「次世代の女性たちに何を残せているのか。このことが、議論の中心だったわ」
 ガワハールさんは、開口一番そう言った。

リーダーシップを授業で学んでみたら……

 国連WFP(世界食糧計画)で20年以上のキャリアを持つガワハール・アティフさんは、WFPレバノン事務所長として、シリアの人道危機では食料供給のプログラム等を牽引してきた。絵に描いたような「国際機関で活躍する女性」だ。

 そんなガワハールさんが、ハーバード・ケネディ・スクールを訪れた目的は、「ウーマン&パワー」プログラムへの参加だ。ケネディ・スクールは修士号や博士号のプログラムの他、社会人向けのプログラムも多く開講しているため、キャンパスは20代から60代まで、多様な年代の「学生」で活気づいている。

 今年で14年目を迎えた「ウーマン&パワー」プログラムは、女性のリーダーシップに特化した1週間の短期講習だ。民間企業、NGO/NPO、政府、国際機関で管理職として活躍する11か国の55人の女性たちが参加した。

 リーダーシップを「学ぶ」ということは、日本で育った私には最初、正直ピンとこなかった。リーダーシップは教室で学ぶものではなく、経験で蓄積していくものだと思い込んでいたからだ。ハーバードでも「リーダーシップ」関連授業は非常に人気があり、実際に私も必修科目としてリーダーシップの授業を履修していくうちに、「学ぶ」ことの重要性に気づかされた。

 今回の「ウーマン&パワー」のプログラムでは、次世代の女性リーダーをどう育てるかに焦点が当てられたという。リーダーと言われるだけでも少し圧倒されてしまうのに、「ウーマン」「パワー」という言葉が並ぶと、一歩引いてしまうかもしれない。ただ、ガワハールさんと話すと、実はプログラムの中身は、共感できる内容ばかりだった。

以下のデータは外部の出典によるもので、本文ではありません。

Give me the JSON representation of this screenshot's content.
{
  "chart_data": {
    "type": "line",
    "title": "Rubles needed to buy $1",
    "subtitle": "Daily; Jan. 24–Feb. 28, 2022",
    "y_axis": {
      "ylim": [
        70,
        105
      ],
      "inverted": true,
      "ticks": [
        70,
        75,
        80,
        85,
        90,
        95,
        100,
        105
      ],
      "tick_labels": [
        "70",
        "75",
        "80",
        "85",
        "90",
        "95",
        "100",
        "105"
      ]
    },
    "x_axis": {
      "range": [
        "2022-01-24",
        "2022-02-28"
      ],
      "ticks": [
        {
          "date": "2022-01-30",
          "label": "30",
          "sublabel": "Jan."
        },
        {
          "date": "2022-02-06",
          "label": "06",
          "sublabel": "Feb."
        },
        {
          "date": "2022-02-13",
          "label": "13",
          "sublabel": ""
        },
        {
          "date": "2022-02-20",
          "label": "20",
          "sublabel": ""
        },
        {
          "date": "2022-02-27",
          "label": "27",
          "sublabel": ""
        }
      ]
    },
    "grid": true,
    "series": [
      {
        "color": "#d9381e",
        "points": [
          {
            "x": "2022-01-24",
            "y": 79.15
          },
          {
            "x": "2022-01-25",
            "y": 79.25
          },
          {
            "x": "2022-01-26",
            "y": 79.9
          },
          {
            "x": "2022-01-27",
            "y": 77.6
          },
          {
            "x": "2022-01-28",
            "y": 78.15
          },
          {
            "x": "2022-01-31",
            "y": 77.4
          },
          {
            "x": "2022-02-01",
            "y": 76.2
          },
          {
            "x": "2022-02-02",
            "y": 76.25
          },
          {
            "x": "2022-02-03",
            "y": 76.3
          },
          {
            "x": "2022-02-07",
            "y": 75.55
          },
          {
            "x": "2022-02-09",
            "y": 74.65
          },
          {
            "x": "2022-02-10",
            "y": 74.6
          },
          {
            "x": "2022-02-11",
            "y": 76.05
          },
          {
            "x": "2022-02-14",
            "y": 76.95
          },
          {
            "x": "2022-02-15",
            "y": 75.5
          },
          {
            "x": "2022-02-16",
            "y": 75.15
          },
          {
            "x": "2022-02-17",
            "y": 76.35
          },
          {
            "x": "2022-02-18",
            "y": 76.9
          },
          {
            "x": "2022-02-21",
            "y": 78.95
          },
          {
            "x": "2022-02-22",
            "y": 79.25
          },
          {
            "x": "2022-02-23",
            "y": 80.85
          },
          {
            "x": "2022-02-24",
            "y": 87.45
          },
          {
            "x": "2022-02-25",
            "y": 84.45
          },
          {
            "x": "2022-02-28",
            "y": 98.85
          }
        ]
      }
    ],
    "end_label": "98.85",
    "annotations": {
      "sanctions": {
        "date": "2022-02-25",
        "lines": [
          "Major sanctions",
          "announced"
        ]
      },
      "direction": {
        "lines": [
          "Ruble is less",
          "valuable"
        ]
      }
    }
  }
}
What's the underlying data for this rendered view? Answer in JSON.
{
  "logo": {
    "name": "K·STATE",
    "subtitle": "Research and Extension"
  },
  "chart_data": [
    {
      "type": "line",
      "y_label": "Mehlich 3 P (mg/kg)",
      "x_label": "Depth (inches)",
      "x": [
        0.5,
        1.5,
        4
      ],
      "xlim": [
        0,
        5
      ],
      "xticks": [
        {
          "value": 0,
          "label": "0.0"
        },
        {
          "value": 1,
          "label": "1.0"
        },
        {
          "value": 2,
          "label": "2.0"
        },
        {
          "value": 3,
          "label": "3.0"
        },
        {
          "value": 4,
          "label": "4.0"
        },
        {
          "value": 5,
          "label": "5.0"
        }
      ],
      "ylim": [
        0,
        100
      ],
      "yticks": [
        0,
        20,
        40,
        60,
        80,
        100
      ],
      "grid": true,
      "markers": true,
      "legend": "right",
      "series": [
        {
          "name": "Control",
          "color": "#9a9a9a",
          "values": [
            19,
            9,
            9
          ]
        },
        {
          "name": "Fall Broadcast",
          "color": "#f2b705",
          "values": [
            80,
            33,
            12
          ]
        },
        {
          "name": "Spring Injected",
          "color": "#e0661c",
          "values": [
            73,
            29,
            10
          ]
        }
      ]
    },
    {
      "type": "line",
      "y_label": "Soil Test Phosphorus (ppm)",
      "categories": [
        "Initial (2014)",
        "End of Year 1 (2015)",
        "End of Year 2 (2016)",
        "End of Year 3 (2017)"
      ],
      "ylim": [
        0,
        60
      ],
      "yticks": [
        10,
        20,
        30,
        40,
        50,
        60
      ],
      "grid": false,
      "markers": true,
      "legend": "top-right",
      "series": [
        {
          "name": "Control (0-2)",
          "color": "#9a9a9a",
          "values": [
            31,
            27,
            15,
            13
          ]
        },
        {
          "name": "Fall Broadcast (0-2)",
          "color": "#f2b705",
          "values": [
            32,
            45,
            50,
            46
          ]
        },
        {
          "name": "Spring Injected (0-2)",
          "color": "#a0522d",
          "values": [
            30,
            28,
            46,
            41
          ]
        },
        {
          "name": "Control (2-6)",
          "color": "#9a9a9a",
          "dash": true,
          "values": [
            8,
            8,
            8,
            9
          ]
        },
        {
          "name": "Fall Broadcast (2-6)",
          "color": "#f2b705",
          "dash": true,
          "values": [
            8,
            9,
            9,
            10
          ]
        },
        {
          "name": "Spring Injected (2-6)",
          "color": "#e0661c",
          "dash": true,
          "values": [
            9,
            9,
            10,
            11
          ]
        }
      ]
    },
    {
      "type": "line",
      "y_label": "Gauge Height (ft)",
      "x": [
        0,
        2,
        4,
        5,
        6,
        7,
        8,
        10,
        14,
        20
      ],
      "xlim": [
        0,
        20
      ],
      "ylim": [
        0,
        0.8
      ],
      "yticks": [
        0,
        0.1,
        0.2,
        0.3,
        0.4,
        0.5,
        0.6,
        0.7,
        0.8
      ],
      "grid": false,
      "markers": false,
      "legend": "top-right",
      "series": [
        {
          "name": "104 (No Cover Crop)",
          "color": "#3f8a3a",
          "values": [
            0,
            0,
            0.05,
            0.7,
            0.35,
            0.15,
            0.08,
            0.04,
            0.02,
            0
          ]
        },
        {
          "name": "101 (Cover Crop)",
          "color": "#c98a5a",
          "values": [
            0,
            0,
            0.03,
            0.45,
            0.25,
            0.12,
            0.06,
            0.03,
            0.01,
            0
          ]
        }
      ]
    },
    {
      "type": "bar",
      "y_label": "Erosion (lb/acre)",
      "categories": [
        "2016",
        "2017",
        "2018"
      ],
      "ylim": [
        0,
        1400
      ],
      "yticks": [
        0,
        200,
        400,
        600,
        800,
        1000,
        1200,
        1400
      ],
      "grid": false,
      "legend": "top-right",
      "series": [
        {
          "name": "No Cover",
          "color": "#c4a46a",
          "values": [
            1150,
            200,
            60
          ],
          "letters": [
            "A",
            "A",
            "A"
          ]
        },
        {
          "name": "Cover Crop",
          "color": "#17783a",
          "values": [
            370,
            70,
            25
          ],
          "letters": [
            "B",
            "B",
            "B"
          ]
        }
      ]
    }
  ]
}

 管理職の女性が、女性の部下にどういうガイダンスを与えられるか。女性の管理職を増やすことで、組織をどう強化できるか。また、女性の管理職の増加の利点をどう周知するか。どうすれば職場で男女の平等を実現できるか。どうすれば女性であることが仕事を諦めてしまう理由にならないのか。

 さらには、20~30代の女性たちが直面している課題に対して、どうサポートをするかが議論の中心だったという。

女性ならではの悩み共有する組織化が必要

 「私自身、これまで多様な国や人種の仲間と共に働いてきたけれど、女性の管理職が少ないのは、能力の問題ではないとはっきり言い切れる。組織の考え方や方法の問題。今のご時世、女性が働くべきかどうかを疑う人は少なくなった。職場も半分近くが女性になってきている。

 ただ、職場の管理職を見ると一気に女性の数が少なくなる。なのに、部下には多くの女性がいる。民間企業であろうが、政府であろうが、サービスや商品の受け手の半分は女性でしょう? 職場での女性の活躍の推進は組織にとって重要なこと。女性の管理職をどうすれば増やせるかは、もはや女性だけでの課題ではない

 今回のプログラムでは参加者の多くから、女性は決して能力では劣っていないが、自分を売り込むことに対して控えめであることが指摘されたという。さらに、男性が自分を売り込んでいると「やり手」に見えるのに対して、女性が同じ行動をすると「やりすぎ」に見えてしまうなど、女性ならではの悩みが共有された。

 ガワハールさんは、女性同士のコミュニティの構築、また活動の組織化が必要だと話す。